In jedem Tier lebt immer auch etwas, das über den Menschen hinausweist. Es zeigt ihm etwas von sich, das er auf seinem Weg zur Menschwerdung zurücklassen musste. Der Mensch erlebt sich als autonome und sich selbst bestimmende Persönlichkeit. Dadurch hat er den Zusammenhang mit dem Kosmos, der Natur, verloren. Den Tieren ist es nicht möglich, diesen Zusammenhang zu verleugnen, dafür ist ihnen aber auch nicht möglich, sich zu autonomen Wesen zu entwickeln.

Die Weisheit der Biene

Aus alten Zeiten der Imkerei stammt der Begriff »der Bien«. Damit wird dem Bienenstock, eigentlich dem Bienenvolk zugesprochen, dass es sich um ein eigenständiges Wesen handelt. Wer sich nun vor einen Bienenstock setzt, um das Treiben zu beobachten, wird von dem, was er sieht, tief berührt sein. Diese kleinen Tierchen fliegen aus, kehren mit Pollen beladen zurück, schlüpfen ins Dunkle des Stocks, sogleich kriechen andere wieder heraus und fliegen, ja stürzen sich hinaus. Ein besonderer Duft entströmt dem Stock, ein Summen umhüllt den Betrachter, er weiß eigentlich gar nicht, wie ihm geschieht, er fühlt sich wie verzaubert.

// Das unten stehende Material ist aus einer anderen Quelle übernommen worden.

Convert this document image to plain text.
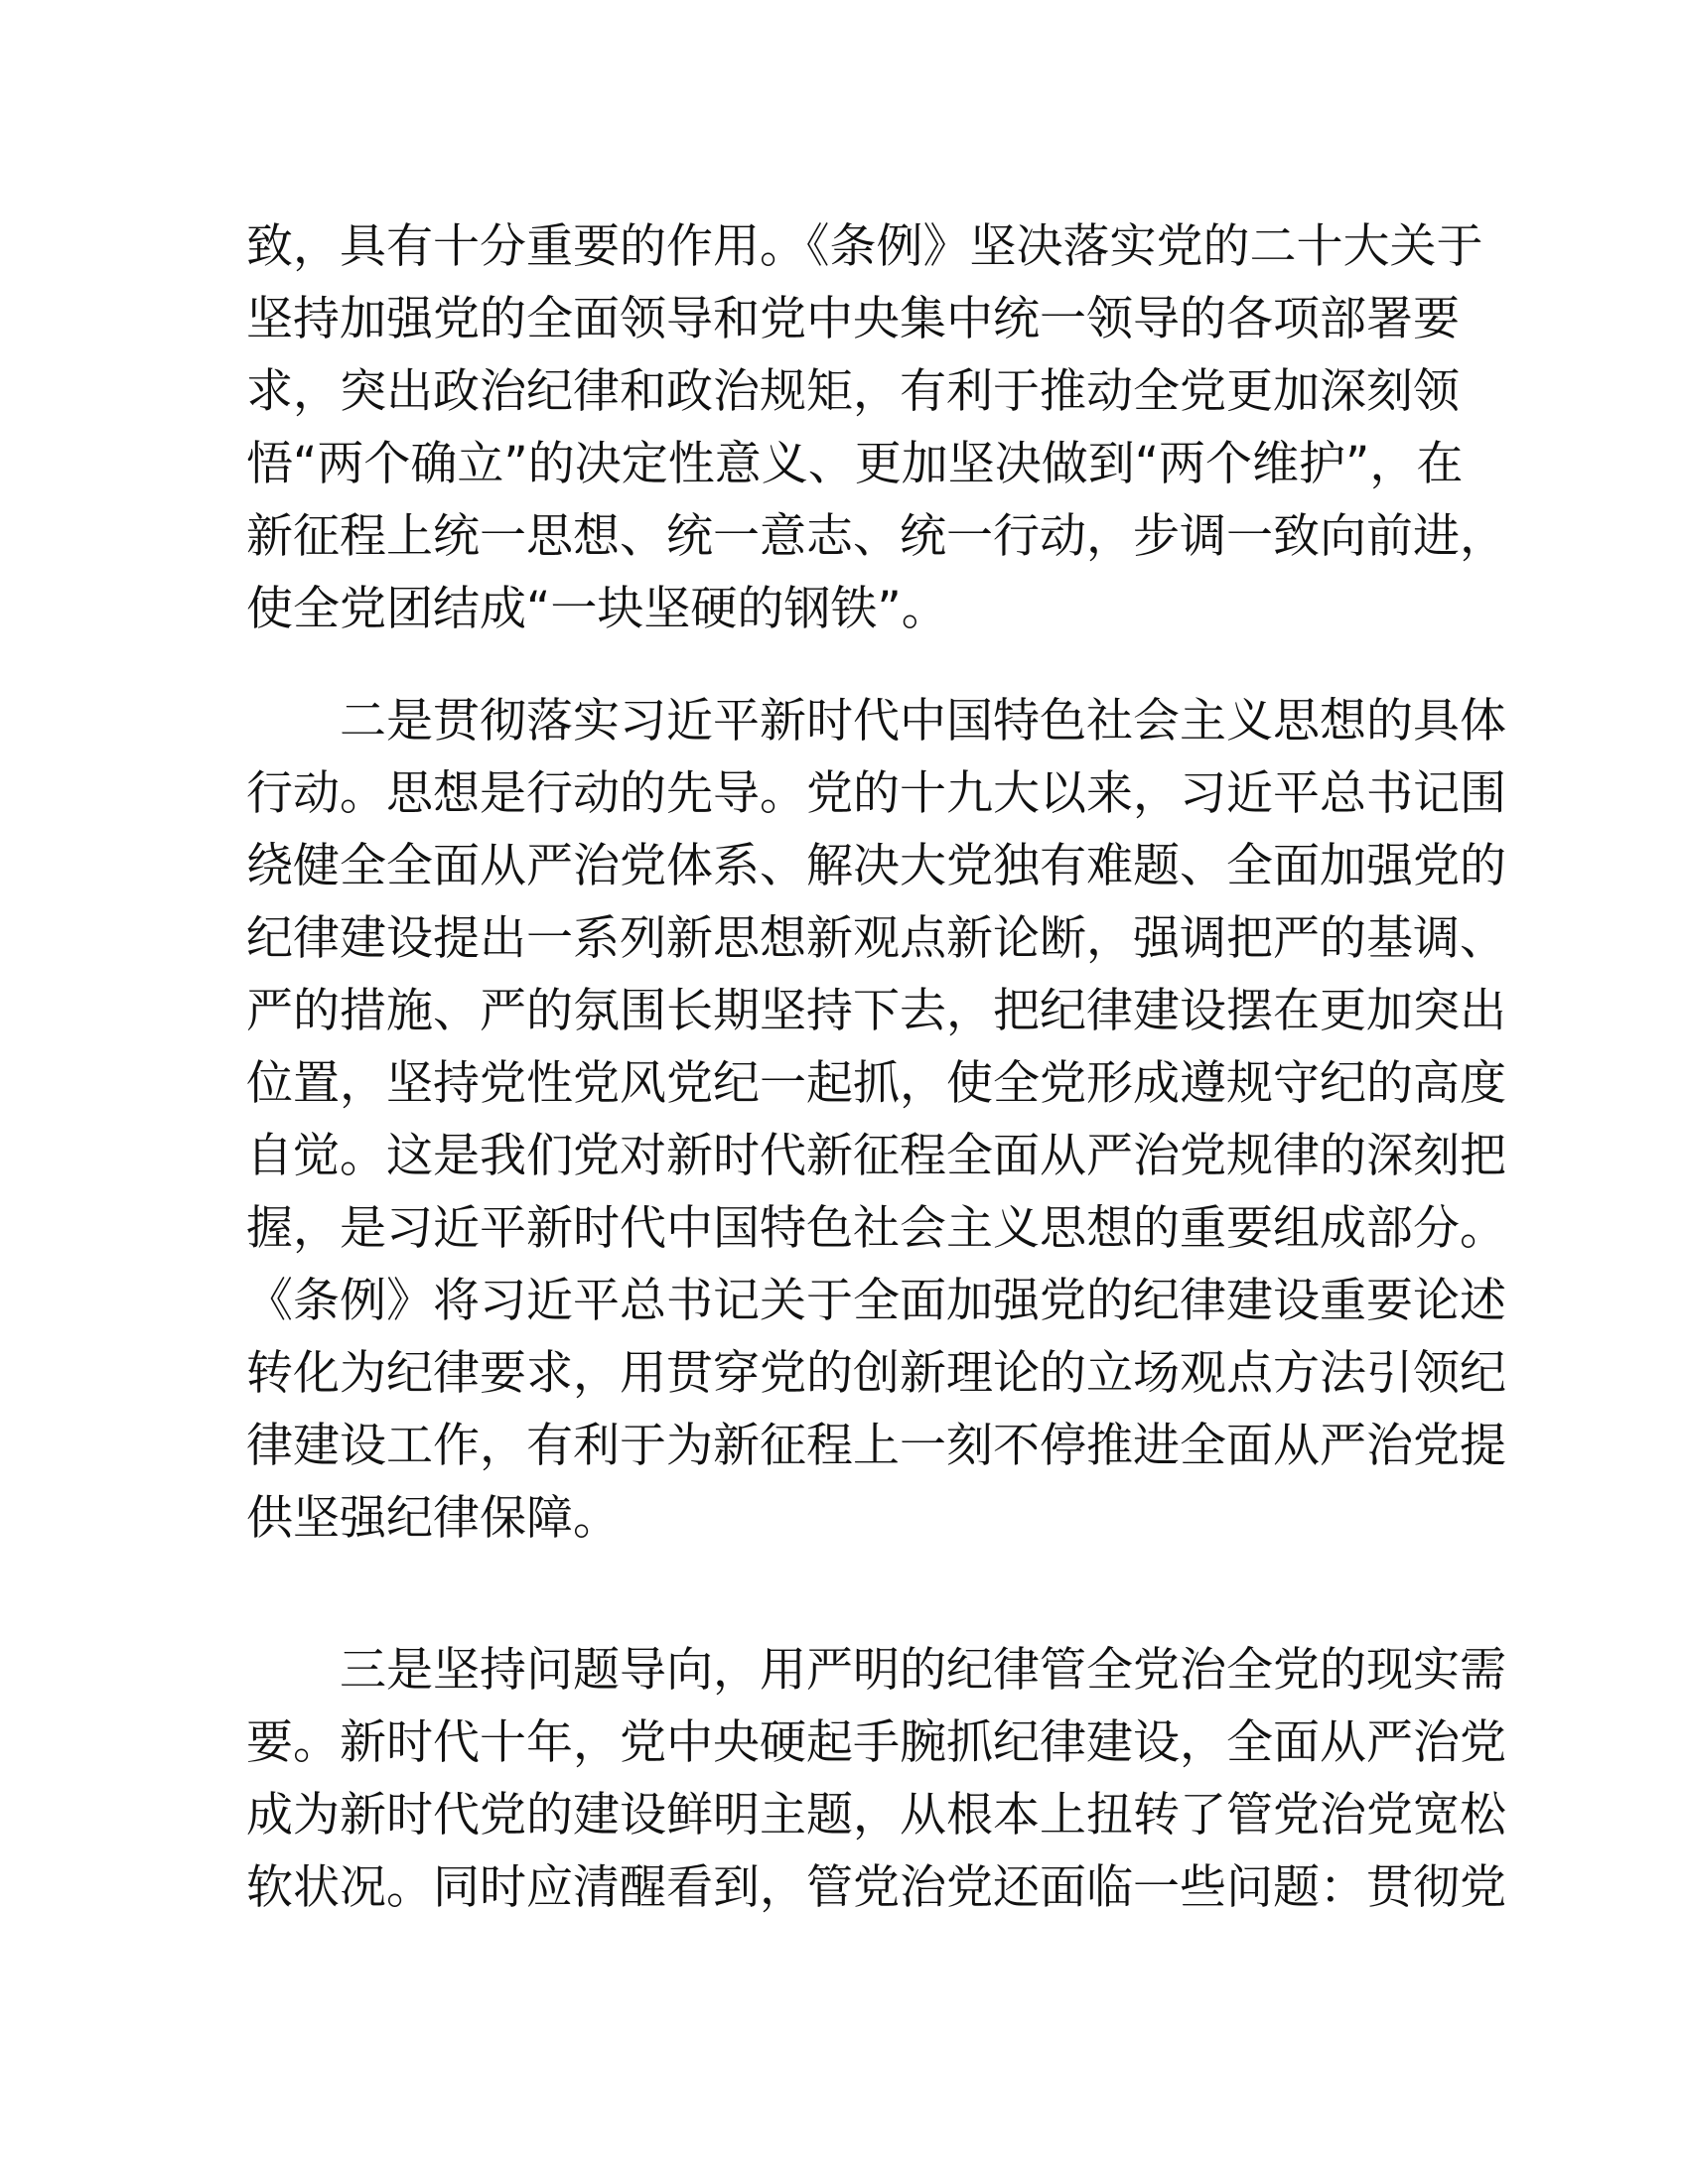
致，具有十分重要的作用。《条例》坚决落实党的二十大关于
坚持加强党的全面领导和党中央集中统一领导的各项部署要
求，突出政治纪律和政治规矩，有利于推动全党更加深刻领
悟“两个确立”的决定性意义、更加坚决做到“两个维护”，在
新征程上统一思想、统一意志、统一行动，步调一致向前进，
使全党团结成“一块坚硬的钢铁”。
二是贯彻落实习近平新时代中国特色社会主义思想的具体
行动。思想是行动的先导。党的十九大以来，习近平总书记围
绕健全全面从严治党体系、解决大党独有难题、全面加强党的
纪律建设提出一系列新思想新观点新论断，强调把严的基调、
严的措施、严的氛围长期坚持下去，把纪律建设摆在更加突出
位置，坚持党性党风党纪一起抓，使全党形成遵规守纪的高度
自觉。这是我们党对新时代新征程全面从严治党规律的深刻把
握，是习近平新时代中国特色社会主义思想的重要组成部分。
《条例》将习近平总书记关于全面加强党的纪律建设重要论述
转化为纪律要求，用贯穿党的创新理论的立场观点方法引领纪
律建设工作，有利于为新征程上一刻不停推进全面从严治党提
供坚强纪律保障。
三是坚持问题导向，用严明的纪律管全党治全党的现实需
要。新时代十年，党中央硬起手腕抓纪律建设，全面从严治党
成为新时代党的建设鲜明主题，从根本上扭转了管党治党宽松
软状况。同时应清醒看到，管党治党还面临一些问题：贯彻党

Gründe, von den Bienen fasziniert zu sein, gibt es viele. Einer liegt wohl in ihrem weisheitsvollen Zusammenleben. Jedes Bienenvolk besteht aus vielen tausend Insekten, die auf wundersame Weise zusammenarbeiten. Der Bien erscheint dem Betrachter als Gesamtorganismus, der sich entwickelt und vermehrt, der sich ernährt, der Vorräte anlegt und der Wärme hervorbringt. Woher weiß die einzelne Biene, woher weiß aber auch das Bienenvolk, was zu tun ist? Man fragt nach der Instanz, die für diese Zusammenarbeit verantwortlich ist. Ein Gehirn sucht man bei einem Bienenvolk vergebens. Man kann zu Recht fragen, mit was für einem »Wesen« man es zu tun hat, wenn man mit einem Bienenvolk umgeht.

Die Beschäftigung mit Bienen führt über kurz oder lang zu der Einsicht, dass wir mit unserem Verständnis erst am Anfang stehen. Obwohl man gerade in den letzten 150 Jahren viele Erkenntnisse über sie gewonnen hat, bleiben sie selbst dem erfahrenen Imker im Grunde fremde, geheimnisvolle Wesen.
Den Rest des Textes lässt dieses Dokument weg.